Similarity Hashing
==================

Computes documents hashes.

**Inputs**

- Corpus: A collection of documents.

**Outputs**

- Corpus: Corpus with simhash value as attributes.

**Similarity Hashing** is a widget that transforms documents into similarity vectors. The widget uses [SimHash](https://en.wikipedia.org/wiki/SimHash) method from from Moses Charikar.

![](images/Similarity-Hashing-stamped.png)

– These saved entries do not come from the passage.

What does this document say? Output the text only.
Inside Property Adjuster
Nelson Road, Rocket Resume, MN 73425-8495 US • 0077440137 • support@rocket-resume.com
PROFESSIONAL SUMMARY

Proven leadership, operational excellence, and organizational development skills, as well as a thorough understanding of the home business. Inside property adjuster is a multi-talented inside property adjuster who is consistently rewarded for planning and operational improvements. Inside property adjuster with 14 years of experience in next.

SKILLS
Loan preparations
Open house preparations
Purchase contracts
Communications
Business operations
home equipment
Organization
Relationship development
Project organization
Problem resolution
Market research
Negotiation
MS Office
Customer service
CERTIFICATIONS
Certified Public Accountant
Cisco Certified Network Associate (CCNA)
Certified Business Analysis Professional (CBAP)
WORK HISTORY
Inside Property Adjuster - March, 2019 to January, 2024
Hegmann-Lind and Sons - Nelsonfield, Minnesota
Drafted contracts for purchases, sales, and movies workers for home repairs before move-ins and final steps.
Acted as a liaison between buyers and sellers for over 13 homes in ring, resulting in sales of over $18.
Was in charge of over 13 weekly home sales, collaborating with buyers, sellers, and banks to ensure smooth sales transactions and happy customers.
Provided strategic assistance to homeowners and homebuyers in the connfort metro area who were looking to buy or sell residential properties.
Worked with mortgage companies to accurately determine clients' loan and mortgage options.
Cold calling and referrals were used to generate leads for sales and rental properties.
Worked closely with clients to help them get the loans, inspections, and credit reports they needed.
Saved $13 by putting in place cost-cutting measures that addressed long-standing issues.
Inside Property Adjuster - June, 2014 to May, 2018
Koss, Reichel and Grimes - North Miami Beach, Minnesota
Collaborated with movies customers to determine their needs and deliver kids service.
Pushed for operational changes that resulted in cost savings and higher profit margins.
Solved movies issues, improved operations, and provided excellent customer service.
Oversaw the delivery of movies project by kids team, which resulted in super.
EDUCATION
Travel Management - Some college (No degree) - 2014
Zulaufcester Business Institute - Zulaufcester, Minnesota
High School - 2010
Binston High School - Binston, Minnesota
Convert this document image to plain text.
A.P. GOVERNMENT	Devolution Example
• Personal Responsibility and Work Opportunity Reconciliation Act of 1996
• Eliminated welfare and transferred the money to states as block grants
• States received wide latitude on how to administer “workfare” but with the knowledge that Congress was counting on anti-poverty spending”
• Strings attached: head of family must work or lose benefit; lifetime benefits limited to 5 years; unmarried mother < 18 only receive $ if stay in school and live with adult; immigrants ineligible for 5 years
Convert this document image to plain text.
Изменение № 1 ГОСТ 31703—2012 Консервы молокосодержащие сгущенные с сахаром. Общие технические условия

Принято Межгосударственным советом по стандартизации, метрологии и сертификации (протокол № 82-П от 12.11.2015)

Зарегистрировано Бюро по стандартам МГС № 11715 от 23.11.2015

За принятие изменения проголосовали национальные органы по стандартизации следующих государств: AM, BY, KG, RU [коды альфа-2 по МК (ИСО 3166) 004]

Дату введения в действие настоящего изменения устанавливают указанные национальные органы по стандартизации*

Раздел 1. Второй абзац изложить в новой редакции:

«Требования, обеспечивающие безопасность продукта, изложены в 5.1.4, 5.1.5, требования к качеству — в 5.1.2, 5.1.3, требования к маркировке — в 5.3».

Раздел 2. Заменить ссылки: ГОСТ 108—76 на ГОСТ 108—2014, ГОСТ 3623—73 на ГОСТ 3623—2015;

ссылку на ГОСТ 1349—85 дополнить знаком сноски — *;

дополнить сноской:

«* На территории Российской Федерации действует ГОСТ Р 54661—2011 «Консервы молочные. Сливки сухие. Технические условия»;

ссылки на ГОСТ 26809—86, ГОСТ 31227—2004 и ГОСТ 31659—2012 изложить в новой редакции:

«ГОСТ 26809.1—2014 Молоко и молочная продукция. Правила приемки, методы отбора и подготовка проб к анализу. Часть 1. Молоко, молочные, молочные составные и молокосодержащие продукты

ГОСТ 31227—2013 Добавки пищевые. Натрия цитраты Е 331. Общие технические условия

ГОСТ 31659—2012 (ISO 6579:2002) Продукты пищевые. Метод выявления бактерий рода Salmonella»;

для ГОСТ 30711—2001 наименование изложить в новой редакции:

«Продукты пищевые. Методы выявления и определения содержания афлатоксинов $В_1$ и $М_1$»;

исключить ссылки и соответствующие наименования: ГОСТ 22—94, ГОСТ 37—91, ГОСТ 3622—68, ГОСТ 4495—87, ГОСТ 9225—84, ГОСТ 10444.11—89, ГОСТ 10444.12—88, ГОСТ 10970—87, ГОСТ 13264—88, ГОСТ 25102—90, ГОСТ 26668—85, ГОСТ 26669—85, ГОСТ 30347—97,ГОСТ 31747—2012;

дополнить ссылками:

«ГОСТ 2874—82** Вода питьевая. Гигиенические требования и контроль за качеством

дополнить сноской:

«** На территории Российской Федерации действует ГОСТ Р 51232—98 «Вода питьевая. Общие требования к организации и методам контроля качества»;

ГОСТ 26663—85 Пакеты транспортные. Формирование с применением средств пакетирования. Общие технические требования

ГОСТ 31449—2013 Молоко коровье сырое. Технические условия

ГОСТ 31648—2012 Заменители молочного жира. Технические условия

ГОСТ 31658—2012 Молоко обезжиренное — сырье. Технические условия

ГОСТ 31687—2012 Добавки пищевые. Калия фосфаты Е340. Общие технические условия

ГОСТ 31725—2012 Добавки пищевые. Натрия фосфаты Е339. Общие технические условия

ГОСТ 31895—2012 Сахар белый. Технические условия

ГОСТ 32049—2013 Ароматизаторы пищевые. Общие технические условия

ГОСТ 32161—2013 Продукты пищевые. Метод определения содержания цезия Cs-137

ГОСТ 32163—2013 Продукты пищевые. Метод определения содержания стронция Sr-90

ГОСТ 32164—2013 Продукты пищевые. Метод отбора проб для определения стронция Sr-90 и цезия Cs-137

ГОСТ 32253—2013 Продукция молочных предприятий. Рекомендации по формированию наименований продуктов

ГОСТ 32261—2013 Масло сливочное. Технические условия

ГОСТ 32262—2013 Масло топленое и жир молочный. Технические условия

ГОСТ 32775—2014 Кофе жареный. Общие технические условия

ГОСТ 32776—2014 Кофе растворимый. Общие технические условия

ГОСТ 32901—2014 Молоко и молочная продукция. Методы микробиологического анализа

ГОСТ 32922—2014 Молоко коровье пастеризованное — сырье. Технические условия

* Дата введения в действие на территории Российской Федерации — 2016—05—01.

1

1. Set Simhash size (how many attributes will be on the output, corresponds to bits of information) and shingle length (how many tokens are used in a shingle).
2. *Commit Automatically* output the data automatically. Alternatively, press *Commit*.

Example
-------

We will use *deerwester.tab* to find similar documents in this small corpus. Load the data with [Corpus](corpus-widget.md) and pass it to **Similarity Hashing**. We will keep the default hash size and shingle length. We can observe what the widget outputs in a **Data Table**. There are 64 new attributes available, corresponding to the *Simhash size* parameter.

![](images/Similarity-Hashing-Example.png)

References
----------

Charikar, M. (2002) Similarity estimation techniques from rounding algorithms. STOC '02 Proceedings of the thirty-fourth annual ACM symposium on Theory of computing, p. 380-388.